Major-General Sir Alfred William Fortescue Knox CB (30 October 1870 – 9 March 1964) was an Ulster-Scots career officer in the British Army and later a Conservative Party politician.

Knox was born at Shimnah House in Newcastle, County Down, the son of Vesey Edmund Knox and Margaret Clarissa Garrett. Edmund Vesey Knox and Gen. Sir Harry Knox were his brothers. His great-grandfather was Hon. Vesey Knox, third son of Thomas Knox, 1st Viscount Northland of Dungannon, and brother of Thomas Knox, 1st Earl of Ranfurly (1754–1840); Maj.-Gen. Hon. John Knox (1758–1800), Governor of Jamaica; William Knox (1762–1831), Bishop of Derry; George Knox (1765–1827), MP for Dublin University; Charles Knox (1770–1825), Archdeacon of Armagh; and Edmund Knox (1772–1849), Bishop of Limerick.

He was educated at Saint Columba's College, Dublin.

Knox joined the British Army when he attended the Royal Military College, Sandhurst, from where he was commissioned a second lieutenant in the Royal Irish Rifles on 2 May 1891, and was promoted to lieutenant on 18 November 1893. He was posted to British India where he joined the 5th Punjab Infantry, became a double company commander, and was promoted to captain on 10 July 1901. He was adjutant to the Southern Waziristan Militia, and as such took part in operations in Waziristan under Major-General Charles Egerton in summer 1902, for which he was mentioned in despatches.

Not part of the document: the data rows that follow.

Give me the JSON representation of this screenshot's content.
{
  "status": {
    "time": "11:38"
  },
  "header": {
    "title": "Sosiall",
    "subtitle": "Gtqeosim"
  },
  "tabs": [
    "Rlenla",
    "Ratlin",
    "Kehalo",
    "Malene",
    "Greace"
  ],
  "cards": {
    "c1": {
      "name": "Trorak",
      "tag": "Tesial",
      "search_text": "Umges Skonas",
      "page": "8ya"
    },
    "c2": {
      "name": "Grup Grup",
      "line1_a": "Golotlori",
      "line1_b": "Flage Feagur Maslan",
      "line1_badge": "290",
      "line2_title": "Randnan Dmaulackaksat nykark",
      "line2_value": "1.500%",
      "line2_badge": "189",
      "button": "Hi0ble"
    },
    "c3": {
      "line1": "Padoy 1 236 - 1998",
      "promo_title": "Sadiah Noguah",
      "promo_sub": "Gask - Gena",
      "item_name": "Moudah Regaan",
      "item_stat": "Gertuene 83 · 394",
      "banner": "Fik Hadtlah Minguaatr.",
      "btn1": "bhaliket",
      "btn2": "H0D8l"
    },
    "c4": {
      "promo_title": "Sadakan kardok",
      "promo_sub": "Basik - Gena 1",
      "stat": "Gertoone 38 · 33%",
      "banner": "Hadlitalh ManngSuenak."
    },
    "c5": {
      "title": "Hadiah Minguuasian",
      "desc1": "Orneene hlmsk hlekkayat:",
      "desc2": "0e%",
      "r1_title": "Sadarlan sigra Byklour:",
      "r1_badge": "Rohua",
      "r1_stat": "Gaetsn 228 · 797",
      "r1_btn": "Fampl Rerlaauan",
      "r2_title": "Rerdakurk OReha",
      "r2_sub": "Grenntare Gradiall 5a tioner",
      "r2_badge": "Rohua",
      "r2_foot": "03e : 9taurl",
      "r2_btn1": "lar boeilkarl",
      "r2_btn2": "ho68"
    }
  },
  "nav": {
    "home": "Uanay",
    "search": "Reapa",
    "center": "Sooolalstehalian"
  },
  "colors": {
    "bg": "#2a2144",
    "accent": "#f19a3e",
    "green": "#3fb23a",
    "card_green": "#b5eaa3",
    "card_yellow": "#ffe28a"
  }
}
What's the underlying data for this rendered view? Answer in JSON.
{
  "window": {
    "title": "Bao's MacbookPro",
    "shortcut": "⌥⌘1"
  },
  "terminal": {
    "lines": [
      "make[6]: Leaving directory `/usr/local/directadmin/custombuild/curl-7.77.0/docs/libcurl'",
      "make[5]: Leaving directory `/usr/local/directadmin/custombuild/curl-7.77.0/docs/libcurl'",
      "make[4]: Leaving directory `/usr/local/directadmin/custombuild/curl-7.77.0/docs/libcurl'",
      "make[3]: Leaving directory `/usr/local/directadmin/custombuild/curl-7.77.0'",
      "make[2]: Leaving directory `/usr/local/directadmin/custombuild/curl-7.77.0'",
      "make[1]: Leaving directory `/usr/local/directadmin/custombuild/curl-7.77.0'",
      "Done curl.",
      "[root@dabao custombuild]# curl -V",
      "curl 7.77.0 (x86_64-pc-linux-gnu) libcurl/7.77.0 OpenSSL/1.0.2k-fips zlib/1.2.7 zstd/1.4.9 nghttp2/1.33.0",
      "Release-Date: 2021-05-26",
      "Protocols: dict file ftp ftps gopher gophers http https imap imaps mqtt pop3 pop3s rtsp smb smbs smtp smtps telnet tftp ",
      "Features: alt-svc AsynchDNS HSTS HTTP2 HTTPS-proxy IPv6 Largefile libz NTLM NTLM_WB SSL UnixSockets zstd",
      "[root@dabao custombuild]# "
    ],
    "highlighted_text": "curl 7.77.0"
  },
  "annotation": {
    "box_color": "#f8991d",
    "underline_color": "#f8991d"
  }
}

In 1911, Knox was appointed the British Military Attaché in then Russian Empire. A fluent speaker of Russian, he became a liaison officer to the Imperial Russian Army during First World War. During the 1917 Bolshevik coup in Russia he observed the Bolsheviks' taking of the Winter Palace on 7 November (25 October Old Style) 1917.

He wrote:

The garrison of the Winter Palace originally consisted of about 2,000 all told, including detachments from junker and ensign schools, three squadrons of Cossacks, a company of volunteers and a company from the Women's Battalion. It had six guns and one armoured car, the crew of which, however, declared that it had only come "to guard the art treasures of the Palace and was otherwise neutral"!

The garrison had dwindled owing to desertions, for there were no provisions and it had been practically starved for two days. There was no strong man to take command and to enforce discipline. No one had any stomach for fighting; and some of the ensigns even borrowed great coats of soldier pattern from the women to enable them to escape unobserved.